With plenty of time in the car, I’ve defaulted to a few audiobooks and podcasts to pass the time. I’ve just finished the Maze Runner series, and am now moving on to podcasts from Gary Vaynerchuk and Dale Partridge as they unpack in two very different fashions what it takes to be an entrepreneur in a world run via social media. 

Justin:

I’ve actually been listening to this guy (Caleb Hawley) a fair amount who I saw rock out a tiny show while I was in Minneapolis a couple of months ago. At the beginning of the show there was this one kid up in the very front who was like Jay Baruchel in Almost Famous — just a way over-zealous superfan who was freak dancing and shouting back all the lyrics at the band. However, by like song two or three I think everyone in the venue was doing the same thing.
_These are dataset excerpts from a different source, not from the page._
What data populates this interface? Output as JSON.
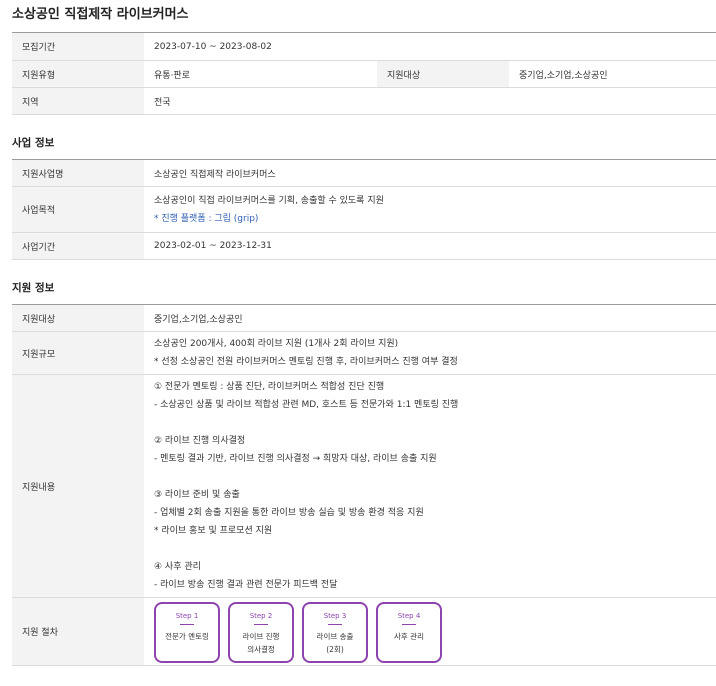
{
  "title": "소상공인 직접제작 라이브커머스",
  "summary": {
    "period_label": "모집기간",
    "period_value": "2023-07-10 ~ 2023-08-02",
    "type_label": "지원유형",
    "type_value": "유통·판로",
    "target_label": "지원대상",
    "target_value": "중기업,소기업,소상공인",
    "region_label": "지역",
    "region_value": "전국"
  },
  "business": {
    "heading": "사업 정보",
    "name_label": "지원사업명",
    "name_value": "소상공인 직접제작 라이브커머스",
    "purpose_label": "사업목적",
    "purpose_line1": "소상공인이 직접 라이브커머스를 기획, 송출할 수 있도록 지원",
    "purpose_line2": "* 진행 플랫폼 : 그립 (grip)",
    "period_label": "사업기간",
    "period_value": "2023-02-01 ~ 2023-12-31"
  },
  "support": {
    "heading": "지원 정보",
    "target_label": "지원대상",
    "target_value": "중기업,소기업,소상공인",
    "scale_label": "지원규모",
    "scale_line1": "소상공인 200개사, 400회 라이브 지원 (1개사 2회 라이브 지원)",
    "scale_line2": "* 선정 소상공인 전원 라이브커머스 멘토링 진행 후, 라이브커머스 진행 여부 결정",
    "content_label": "지원내용",
    "content_lines": [
      "① 전문가 멘토링 : 상품 진단, 라이브커머스 적합성 진단 진행",
      "- 소상공인 상품 및 라이브 적합성 관련 MD, 호스트 등 전문가와 1:1 멘토링 진행",
      "",
      "② 라이브 진행 의사결정",
      "- 멘토링 결과 기반, 라이브 진행 의사결정 → 희망자 대상, 라이브 송출 지원",
      "",
      "③ 라이브 준비 및 송출",
      "- 업체별 2회 송출 지원을 통한 라이브 방송 실습 및 방송 환경 적응 지원",
      "* 라이브 홍보 및 프로모션 지원",
      "",
      "④ 사후 관리",
      "- 라이브 방송 진행 결과 관련 전문가 피드백 전달"
    ],
    "procedure_label": "지원 절차",
    "steps": [
      {
        "label": "Step 1",
        "line1": "전문가 멘토링",
        "line2": ""
      },
      {
        "label": "Step 2",
        "line1": "라이브 진행",
        "line2": "의사결정"
      },
      {
        "label": "Step 3",
        "line1": "라이브 송출",
        "line2": "(2회)"
      },
      {
        "label": "Step 4",
        "line1": "사후 관리",
        "line2": ""
      }
    ]
  }
}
The singer/songwriter and his band absolutely won the entire room’s affection and I really enjoy the blue-eyed soul vibe.  

Bruno:

I’m sad to report I have nothing good to recommend in this category this month. Instead, here are the annoying-as-fuck songs that have been keeping me up at night, twirling around in my addled brain as I desperately try to think of ways to make them stop:

DO NOT, under any circumstances, listen to one of those songs.